Prima di tutto è significativo il basso profilo mantenuto da Mosca in questa fase della crisi: è vero che ci sono state scaramucce verbali con Washington (se intervenite, interverremo) ma in nessun momento la Russia ha messo sul tavolo il proprio peso diplomatico e militare a sostegno del regime chavista. Putin è cosciente che Maduro non può durare e che una guerra per il Venezuela comporterebbe gravi conseguenze a livello internazionale. Meglio forse lasciarlo andare assicurandosi un ruolo di primo piano nella transizione e nella futura gestione delle risorse del paese. In secondo luogo la liberazione di Leopoldo López rappresenta un duro colpo per la pretesa compattezza degli organi del regime attorno al presunto leader: se i servizi che ne controllavano gli arresti domiciliari hanno allargato le maglie della sorveglianza fino a permetterne la presenza a fianco di Guaidó, il segnale politico è piuttosto chiaro. Come è evidente che durante le sedici ore di assenza di Maduro gli equilibri interni ai poteri dello stato sono stati messi in discussione. Da Washington sia il senatore Rubio che lo stesso Bolton hanno fatto sapere a Maduro che al suo posto non si sentirebbero al sicuro, sapendo che tre esponenti di primo piano del suo entourage erano pronti a tradirlo.

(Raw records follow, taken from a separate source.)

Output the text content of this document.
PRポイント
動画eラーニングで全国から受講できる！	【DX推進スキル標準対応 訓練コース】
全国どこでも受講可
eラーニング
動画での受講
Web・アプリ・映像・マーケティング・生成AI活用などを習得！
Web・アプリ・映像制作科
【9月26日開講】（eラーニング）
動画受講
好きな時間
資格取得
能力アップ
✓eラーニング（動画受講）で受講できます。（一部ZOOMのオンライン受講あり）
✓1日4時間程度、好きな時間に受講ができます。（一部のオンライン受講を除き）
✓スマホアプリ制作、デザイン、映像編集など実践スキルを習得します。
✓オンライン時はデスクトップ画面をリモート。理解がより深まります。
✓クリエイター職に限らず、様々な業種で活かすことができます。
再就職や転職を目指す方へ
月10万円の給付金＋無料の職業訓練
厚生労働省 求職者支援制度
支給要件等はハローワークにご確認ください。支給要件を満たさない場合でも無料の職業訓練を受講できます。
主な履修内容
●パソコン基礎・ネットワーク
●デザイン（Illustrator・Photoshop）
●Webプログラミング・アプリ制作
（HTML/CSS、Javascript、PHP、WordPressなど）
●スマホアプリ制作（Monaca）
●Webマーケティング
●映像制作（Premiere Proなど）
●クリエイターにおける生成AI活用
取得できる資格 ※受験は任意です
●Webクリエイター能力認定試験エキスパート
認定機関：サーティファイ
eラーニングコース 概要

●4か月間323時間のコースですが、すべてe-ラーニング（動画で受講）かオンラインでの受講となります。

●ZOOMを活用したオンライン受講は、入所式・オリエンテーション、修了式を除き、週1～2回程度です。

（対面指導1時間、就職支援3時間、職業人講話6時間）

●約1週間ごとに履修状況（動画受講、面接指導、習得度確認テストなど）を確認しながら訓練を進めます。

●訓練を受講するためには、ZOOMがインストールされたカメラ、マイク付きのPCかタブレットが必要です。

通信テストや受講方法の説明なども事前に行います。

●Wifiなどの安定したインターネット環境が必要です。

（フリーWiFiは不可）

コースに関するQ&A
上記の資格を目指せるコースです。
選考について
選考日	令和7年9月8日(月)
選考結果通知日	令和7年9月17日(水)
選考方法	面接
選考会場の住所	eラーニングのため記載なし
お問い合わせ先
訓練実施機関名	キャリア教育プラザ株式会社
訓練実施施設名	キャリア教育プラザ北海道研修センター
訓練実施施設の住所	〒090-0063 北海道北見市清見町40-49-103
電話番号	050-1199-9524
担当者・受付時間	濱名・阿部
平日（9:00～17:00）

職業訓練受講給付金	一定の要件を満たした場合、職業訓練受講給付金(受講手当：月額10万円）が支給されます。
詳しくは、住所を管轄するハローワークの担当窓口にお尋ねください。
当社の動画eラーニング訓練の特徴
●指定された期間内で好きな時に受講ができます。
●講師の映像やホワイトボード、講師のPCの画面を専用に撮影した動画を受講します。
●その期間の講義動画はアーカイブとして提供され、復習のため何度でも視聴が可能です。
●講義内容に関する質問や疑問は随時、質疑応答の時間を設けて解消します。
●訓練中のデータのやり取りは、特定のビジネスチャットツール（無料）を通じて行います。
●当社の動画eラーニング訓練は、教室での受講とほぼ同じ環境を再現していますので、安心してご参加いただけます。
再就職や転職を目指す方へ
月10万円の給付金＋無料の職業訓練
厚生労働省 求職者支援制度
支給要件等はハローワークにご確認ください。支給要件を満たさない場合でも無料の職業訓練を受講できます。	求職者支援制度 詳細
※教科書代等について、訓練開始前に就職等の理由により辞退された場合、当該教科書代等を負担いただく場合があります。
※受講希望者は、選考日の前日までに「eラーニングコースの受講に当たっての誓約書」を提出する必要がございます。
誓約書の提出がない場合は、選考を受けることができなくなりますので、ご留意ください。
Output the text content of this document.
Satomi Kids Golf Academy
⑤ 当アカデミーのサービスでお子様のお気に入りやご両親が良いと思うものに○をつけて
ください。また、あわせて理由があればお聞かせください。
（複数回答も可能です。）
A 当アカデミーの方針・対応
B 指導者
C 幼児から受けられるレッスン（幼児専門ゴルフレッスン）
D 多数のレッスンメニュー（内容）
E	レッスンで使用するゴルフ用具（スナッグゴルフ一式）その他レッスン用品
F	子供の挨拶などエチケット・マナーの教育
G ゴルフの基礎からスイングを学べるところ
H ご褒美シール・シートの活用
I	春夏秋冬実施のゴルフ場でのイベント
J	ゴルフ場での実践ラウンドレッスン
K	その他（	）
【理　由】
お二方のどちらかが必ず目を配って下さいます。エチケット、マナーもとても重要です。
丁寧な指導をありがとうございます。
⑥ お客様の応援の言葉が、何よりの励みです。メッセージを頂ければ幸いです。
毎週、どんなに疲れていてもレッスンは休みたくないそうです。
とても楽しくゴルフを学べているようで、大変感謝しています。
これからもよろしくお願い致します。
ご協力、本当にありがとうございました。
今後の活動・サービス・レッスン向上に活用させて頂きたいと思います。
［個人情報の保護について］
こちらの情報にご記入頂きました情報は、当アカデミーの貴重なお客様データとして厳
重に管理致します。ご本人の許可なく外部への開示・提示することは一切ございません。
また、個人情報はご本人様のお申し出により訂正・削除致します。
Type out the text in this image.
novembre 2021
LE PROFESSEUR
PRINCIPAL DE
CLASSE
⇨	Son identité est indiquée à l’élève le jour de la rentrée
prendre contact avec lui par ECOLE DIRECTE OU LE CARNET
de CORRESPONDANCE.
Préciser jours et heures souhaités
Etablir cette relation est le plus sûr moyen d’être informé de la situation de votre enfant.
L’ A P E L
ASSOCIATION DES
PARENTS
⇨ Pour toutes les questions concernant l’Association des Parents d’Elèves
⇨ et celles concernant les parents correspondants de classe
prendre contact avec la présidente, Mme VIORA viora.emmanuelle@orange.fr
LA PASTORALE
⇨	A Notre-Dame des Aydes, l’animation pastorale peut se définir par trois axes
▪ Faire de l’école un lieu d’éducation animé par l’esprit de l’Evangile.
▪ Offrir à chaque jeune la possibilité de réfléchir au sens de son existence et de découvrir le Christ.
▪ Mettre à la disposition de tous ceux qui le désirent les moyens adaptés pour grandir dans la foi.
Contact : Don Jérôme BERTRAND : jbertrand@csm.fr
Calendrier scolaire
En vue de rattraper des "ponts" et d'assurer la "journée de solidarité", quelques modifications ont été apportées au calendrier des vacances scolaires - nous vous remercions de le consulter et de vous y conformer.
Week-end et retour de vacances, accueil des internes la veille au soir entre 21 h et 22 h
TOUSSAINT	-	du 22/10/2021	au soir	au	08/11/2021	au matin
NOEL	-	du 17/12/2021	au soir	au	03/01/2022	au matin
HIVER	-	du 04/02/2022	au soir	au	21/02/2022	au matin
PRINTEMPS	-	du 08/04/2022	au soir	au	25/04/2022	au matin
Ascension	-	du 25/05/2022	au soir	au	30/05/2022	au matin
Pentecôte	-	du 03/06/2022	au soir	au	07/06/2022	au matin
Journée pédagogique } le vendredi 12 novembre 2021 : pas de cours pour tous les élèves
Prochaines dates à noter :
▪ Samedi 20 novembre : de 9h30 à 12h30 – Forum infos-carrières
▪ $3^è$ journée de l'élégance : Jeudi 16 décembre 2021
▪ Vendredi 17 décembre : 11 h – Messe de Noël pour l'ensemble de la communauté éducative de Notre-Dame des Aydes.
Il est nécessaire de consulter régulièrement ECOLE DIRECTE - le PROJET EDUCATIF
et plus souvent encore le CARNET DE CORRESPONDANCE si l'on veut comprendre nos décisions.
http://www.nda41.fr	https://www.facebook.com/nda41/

Tattica? Guerra psicologica? Ammissione implicita di un fallimento? I prossimi giorni forniranno sicuramente qualche risposta al riguardo. Intanto ieri il regime ha organizzato una prova di forza che, nelle intenzioni dei suoi promotori, dovrebbe dimostrare la fedeltà dell’esercito: una marcia militare di prima mattina dall’Accademia Militare al Ministero della Difesa (quello di Padrino) con quattromila cinquecento soldati in fila e Maduro in mezzo.

Sembra, quindi, che per adesso Guaidó abbia perso la scommessa. Ma è proprio così? A suo favore gioca certamente il clima di sospetto e di divisione che è riuscito a instaurare nel seno delle forze armate: chi sta con chi? Di chi può fidarsi Maduro? Chi sta facendo il doppio gioco? Ma anche la destituzione del direttore del Servicio Bolivariano de Inteligencia Nacional (SEBIN), Manuel Cristopher Figuera, che in una lettera aperta ha chiesto “un cambio nelle politiche del governo rivoluzionario”. Una defezione significativa. Ma soprattutto, sarà difficile per Maduro attentare all’incolumità di Guaidó e López senza suscitare una dura reazione internazionale, mentre l’alternativa (fare come se nulla fosse successo) comunicherebbe una sensazione di debolezza.

La liberazione del Venezuela si sta rivelando una corsa a tappe, con accelerazioni improvvise in una conquista graduale di porzioni di territorio occupato da chi detiene il monopolio della forza. Per questo chiunque segua la tragedia venezuelana sa che, in assenza di un intervento esterno, il destino politico di questo paese dipende dalla scelta di campo delle forze armate. Appaiono stucchevoli e nauseanti allora le diatribe teoriche sulla definizione dell’Operazione Libertà, che ad alcuni complici ideologici del socialismo bolivariano piace definire “colpo di stato”, come se fossero la stessa cosa un putsch contro la legalità democratica e una ribellione contro un regime criminale che opprime e affama la sua gente. Altrettanto inutili e retorici gli appelli a una soluzione puramente elettorale della crisi, come se fosse possibile un voto libero e trasparente con Maduro al potere e gli apparati di controllo e repressione del regime in pieno funzionamento. Viene da chiedersi cosa nascondano posizioni così avulse dalla realtà e sicuramente controproducenti da parte di gruppi di contatto, cancellerie “neutrali” ed esponenti politici sedicenti “progressisti”, quasi si trattasse di una normale alternanza di governo e non di una lotta per la sopravvivenza, la libertà e la dignità. Ma ognuno ha la sua agenda e si vede che l’assassinio deliberato e sistematico di una nazione non è ragione sufficiente per cambiarla.